Can Nigerian media support sustainable democracy?
A good fundamental of sustainable democracy is election. More than anything it helps representation and aggregation of voices toward a better and informed policy. In addition, elections also help in consensus building. More than any other industry, media plays a vital role in raising conversation around accountability for a transparent and open society.
In any sustainable democracy, there are very clear role of media here. Some of these are to help inform, educate electorate in making better choices as well as holding accountable every actor: especially the election umpire as well as politicians who mainly may have ulterior motives.
The level of misinformation and fake news are on the rise. It will take thorough professionals to distance themselves as well as push the right button for openness, verifiable and balanced information to be displayed. The challenge today is that fake news and misinformation is easier to produce and spread. This is being aided by digital platforms whose owners do not have the required requisites to practice or are just engaged in pure mischievousness
Given the above challenges, and knowing the speed at which fake news and misinformation will continue to fly as Nigerians enter its season of political campaigns in preparation for 2023 election, what can Nigeria media space do? Here I can only offer few suggestions
A deliberate fight against disinformation: We must appreciate the establishment of fact checking organizations and its rise in Nigeria, but it appears Nigeria(ns) is still scratching the surface. Misinformation and disinformation can truly destroy whatever the country may be trying to build. The challenge of disinformation and misinformation is global and not peculiar, but where the major actors thrive more on secrecy is a danger signal to all. The government of the day also cannot keep quiet where it is not necessary.
Lots of collaboration: Nigeria media industry must collaborate with a mission to ensure misinformation and fake news are reduced to the barest minimum. Fighting and winning the war for sustainable democracy will not be an easy one. It will take a village as the politicians have become more ingenious with regards to spreading ethnic and religious chants.
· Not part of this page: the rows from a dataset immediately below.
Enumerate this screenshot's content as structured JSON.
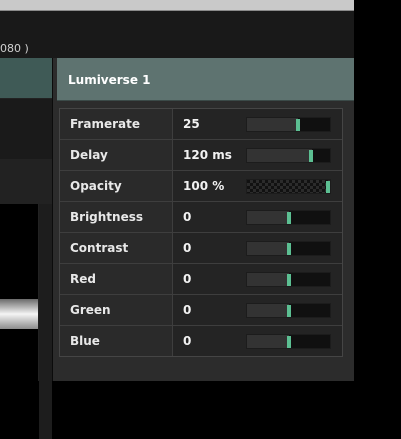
{
  "window": {
    "title_fragment": "080 )"
  },
  "inspector": {
    "title": "Lumiverse 1",
    "rows": [
      {
        "label": "Framerate",
        "value": "25",
        "slider_level": 0.62,
        "checker": false
      },
      {
        "label": "Delay",
        "value": "120 ms",
        "slider_level": 0.78,
        "checker": false
      },
      {
        "label": "Opacity",
        "value": "100 %",
        "slider_level": 1.0,
        "checker": true
      },
      {
        "label": "Brightness",
        "value": "0",
        "slider_level": 0.5,
        "checker": false
      },
      {
        "label": "Contrast",
        "value": "0",
        "slider_level": 0.5,
        "checker": false
      },
      {
        "label": "Red",
        "value": "0",
        "slider_level": 0.5,
        "checker": false
      },
      {
        "label": "Green",
        "value": "0",
        "slider_level": 0.5,
        "checker": false
      },
      {
        "label": "Blue",
        "value": "0",
        "slider_level": 0.5,
        "checker": false
      }
    ]
  },
  "colors": {
    "accent": "#5cbf92",
    "header": "#5e7370"
  }
}
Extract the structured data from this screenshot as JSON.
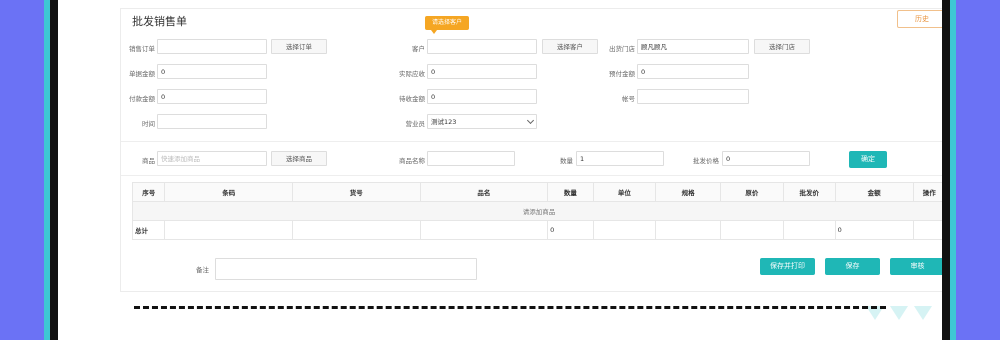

Interestingly, many of the Nigeria media houses up until recently had not seen collaboration as a necessity. Each wants to be seen as industry leader with their shortcomings very obvious to all.
A social contract: This has become a necessity. While it may not be an established law, media must have a social contract that is binding and can propel adherence to professionalism and accountability. Being accountable and ready to serve unbiased truth will help the present fragile democracy.
A commitment to Political Ads transparency: media in most times, because of hard times, tacitly promote and package lies as truth just to meet their financial need. “Dangerous season requires dangerous approach”’ has become the slogan of the day. If lies are packaged as truth, the media should know it operates within the system and it will suffer at the long run.
A demand for financial accountability form actors: All sorts of financial accountability issues are often overlooked by the media with regards to how politicians generate and spend money in their political campaigns. Everyone knows there is a cap on what can be raised and what can be spent. But many of the actors, including the media often overlook this.
Yes, it is on record that media platforms are not the cause of the fractured and corrupt systems that plague Nigeria political system and that economic logics continue to support a need to make even at the expense of what is right. But the challenges and aftermath of these are obvious: a country gradually losing its relevance. This omission apart from the above is also the foundation of divisions and ethnic biases which had become commonplace in Nigeria.
Meaningful competition: Whatever happens, media must ensure electorates are exposed to meaningful and healthy alternatives. The game should not be those who play the piper dictate the tunes or that the pendulum of exposure must be given to prominent candidates with heavy pocket. As long as this philosophy is promoted, Nigeria and Nigerians will continue to suffer untold hardship.
While we know there is unwritten law which is known as ‘the politics and survival strategy of the press’ which many observed in their operations, Nigeria needs its media industry to become more disciplined and principled as this is only country many have. An injury to one is an injury to all. So it is not a case of can Nigeria media support a sustainable democracy, it is more of will it?
Nigeria media need to know and understand the impact and how the newsroom shape opinion and political landscape. Playing or holding such responsivity with a left hand can be catastrophic.